The following Python code implements this:
def geometric(n,b,m):
T=1
e=b%m
total = 0
while n>0:
if n&1==1:
total = (e*total + T)%m
T = ((e+1)*T)%m
e = (e*e)%m
n = n/2
//print '{} {} {}'.format(total,T,e)
return total
This bit of magic has a mathematical reason - the operation on pairs defined as
(a,r)#(b,s)=(ab,as+r)
is associative, and the rule 1 basically means that:
(b,1)#(b,1)#... n times ... #(b,1)=(b^n,1+b+b^2+...+b^(n-1))
Repeated squaring always works when operations are associative. In this case, the # operator is O(log(m)) time, so repeated squaring takes O(log(n)log(m)).

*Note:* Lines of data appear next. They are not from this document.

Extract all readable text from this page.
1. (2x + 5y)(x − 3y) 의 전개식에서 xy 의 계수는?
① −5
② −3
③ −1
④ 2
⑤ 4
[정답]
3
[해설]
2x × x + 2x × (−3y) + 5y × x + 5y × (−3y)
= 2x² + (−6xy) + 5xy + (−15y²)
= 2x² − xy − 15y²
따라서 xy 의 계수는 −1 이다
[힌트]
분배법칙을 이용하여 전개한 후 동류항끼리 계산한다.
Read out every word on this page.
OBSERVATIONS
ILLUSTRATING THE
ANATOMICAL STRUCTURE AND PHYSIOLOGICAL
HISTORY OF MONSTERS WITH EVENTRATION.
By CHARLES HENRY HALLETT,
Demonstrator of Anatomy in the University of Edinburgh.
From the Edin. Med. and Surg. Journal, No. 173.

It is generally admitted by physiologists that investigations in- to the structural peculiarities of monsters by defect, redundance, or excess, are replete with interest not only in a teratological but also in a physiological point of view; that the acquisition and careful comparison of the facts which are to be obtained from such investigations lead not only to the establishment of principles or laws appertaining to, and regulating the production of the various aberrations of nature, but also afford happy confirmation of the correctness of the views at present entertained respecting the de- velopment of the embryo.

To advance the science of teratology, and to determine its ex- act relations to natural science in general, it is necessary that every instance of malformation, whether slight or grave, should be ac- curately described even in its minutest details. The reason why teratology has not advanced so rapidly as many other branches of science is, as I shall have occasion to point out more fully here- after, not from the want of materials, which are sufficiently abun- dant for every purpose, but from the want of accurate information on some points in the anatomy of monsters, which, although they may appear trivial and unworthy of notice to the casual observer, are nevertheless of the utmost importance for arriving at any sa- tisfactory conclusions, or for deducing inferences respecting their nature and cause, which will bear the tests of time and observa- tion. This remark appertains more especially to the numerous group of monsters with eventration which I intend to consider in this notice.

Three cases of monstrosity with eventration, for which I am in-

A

One way to look at this is that the matrix exponentiation:
[[b,1],[0,1]]^n == [[b^n,1+b+...+b^(n-1))],[0,1]]
You can use a similar method to compute (a^n-b^n)/(a-b) modulo m because matrix exponentiation gives:
[[b,1],[0,a]]^n == [[b^n,a^(n-1)+a^(n-2)b+...+ab^(n-2)+b^(n-1)],[0,a^n]]
Based on the approach of #braindoper a complete algorithm which calculates
1 + a + a^2 + ... +a^n mod m
looks like this in Mathematica:
geometricSeriesMod[a_, n_, m_] :=
Module[ {q = a, exp = n, factor = 1, sum = 0, temp},
While[And[exp > 0, q != 0],
If[EvenQ[exp],
temp = Mod[factor*PowerMod[q, exp, m], m];
sum = Mod[sum + temp, m];
exp--];
factor = Mod[Mod[1 + q, m]*factor, m];
q = Mod[q*q, m];
exp = Floor[ exp /2];
];
Return [Mod[sum + factor, m]]
]
Parameters:
a is the "ratio" of the series. It can be any integer (including zero and negative values).
n is the highest exponent of the series. Allowed are integers >= 0.
mis the integer modulus != 0
Note: The algorithm performs a Mod operation after every arithmetic operation. This is essential, if you transcribe this algorithm to a language with a limited word length for integers.